ChemAxon, a provider of chemistry software solutions and consulting services for life science research, and Keymodule, a developer of chemical structure based data mining solutions, have announced the integration of the CLiDE OCSR software within ChemAxon’s technology and the rights to sell CLiDE.
ChemAxon has extensive capabilities for extracting and working with structures from English, Chinese, and Japanese text documents. These text mining capabilities are implemented throughout ChemAxon’s products – such as JChem for Office, Instant JChem and Marvin – as well as it’s text mining toolkits such as Document to Database to automatically extract chemistry from document archives.

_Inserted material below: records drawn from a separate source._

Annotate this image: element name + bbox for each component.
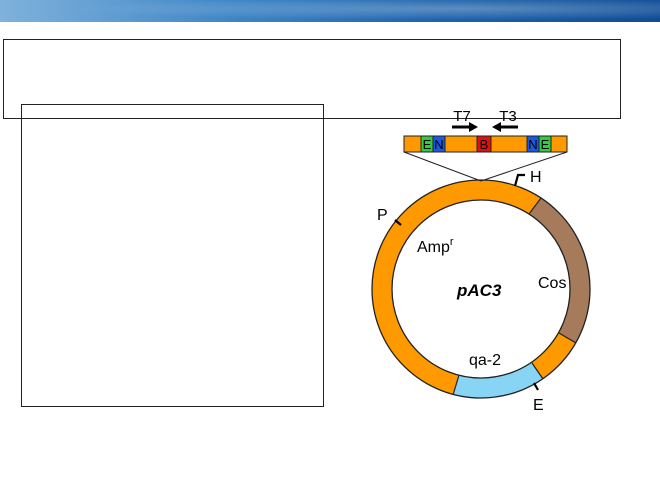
label-cos: Cos — [538, 275, 566, 292]
site-E-tick — [533, 382, 539, 391]
zoom-line-left — [403, 151, 482, 182]
label-H: H — [530, 169, 542, 186]
plasmid-name: pAC3 — [456, 281, 502, 300]
site-H-tick — [513, 173, 525, 187]
site-label-E-left: E — [423, 137, 432, 152]
primer-label-t3: T3 — [499, 108, 517, 125]
cos-segment — [529, 197, 590, 343]
plasmid-diagram: E N B N E T7 T3 P H E Ampr Cos qa-2 pAC3 — [371, 108, 591, 414]
site-label-E-right: E — [541, 137, 550, 152]
label-P: P — [377, 207, 388, 224]
site-label-B: B — [480, 137, 489, 152]
label-E: E — [533, 397, 544, 414]
label-qa2: qa-2 — [469, 352, 501, 369]
zoom-line-right — [480, 151, 568, 182]
label-ampr: Ampr — [417, 236, 454, 256]
primer-label-t7: T7 — [453, 108, 471, 125]
site-label-N-right: N — [528, 137, 537, 152]
qa2-segment — [453, 362, 543, 399]
site-label-N-left: N — [434, 137, 443, 152]
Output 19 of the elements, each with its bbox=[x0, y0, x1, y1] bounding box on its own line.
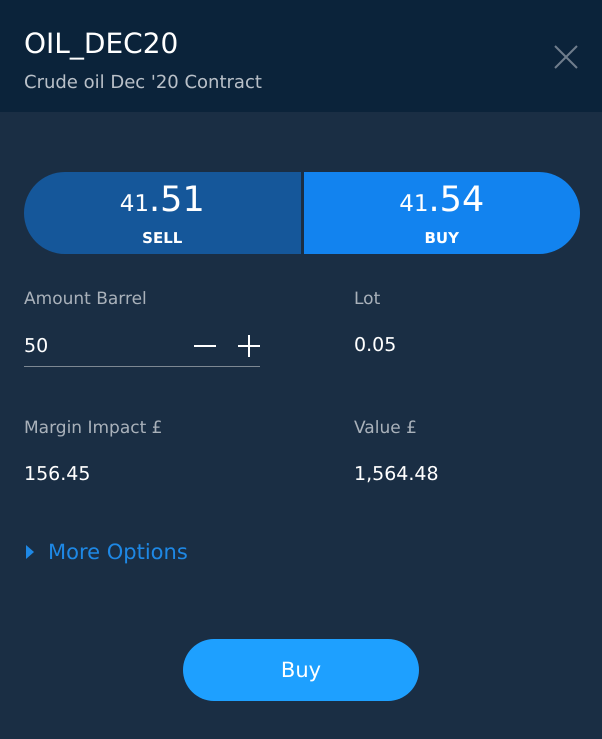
field-label: Amount Barrel bbox=[24, 288, 147, 311]
instrument-title: OIL_DEC20 bbox=[24, 26, 180, 62]
field-label: Margin Impact £ bbox=[24, 417, 162, 440]
increase-button[interactable] bbox=[238, 334, 260, 356]
field-value: 1,564.48 bbox=[354, 462, 439, 487]
close-button[interactable] bbox=[554, 45, 578, 69]
field-label: Lot bbox=[354, 288, 380, 311]
field-value: 0.05 bbox=[354, 333, 396, 358]
instrument-subtitle: Crude oil Dec '20 Contract bbox=[24, 71, 262, 95]
plus-icon bbox=[238, 334, 260, 356]
field-value: 156.45 bbox=[24, 462, 90, 487]
buy-price-button[interactable]: 41.54 BUY bbox=[304, 172, 580, 254]
minus-icon bbox=[194, 344, 216, 346]
close-icon bbox=[554, 45, 578, 69]
amount-input[interactable]: 50 bbox=[24, 330, 172, 360]
sell-price-button[interactable]: 41.51 SELL bbox=[24, 172, 300, 254]
field-label: Value £ bbox=[354, 417, 417, 440]
more-options-link[interactable]: More Options bbox=[24, 538, 188, 566]
buy-button[interactable]: Buy bbox=[183, 639, 419, 701]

However, there is a significant amount of chemistry in documents presented in structure images. The addition of CLiDE for structure recognition from structure images, completes ChemAxon’s capabilities and enables users to retrieve valuable chemistry related data in any document or archive.
CLiDE provides a fast and accurate (98 per cent in some test cases), technology for the extraction of chemical structures from PDF, MS Office and image files, including journal publications, internal documents and patents. A key feature is the ability to flag potential errors at the individual structure level to facilitate manual correction.
By integrating the two technologies, robust automated systems for the routine mining of chemistry in repositories and information systems and for research chemists can be created. This will provide a simple way to extract and use chemistry in day to day documents through ChemAxon’s research tools.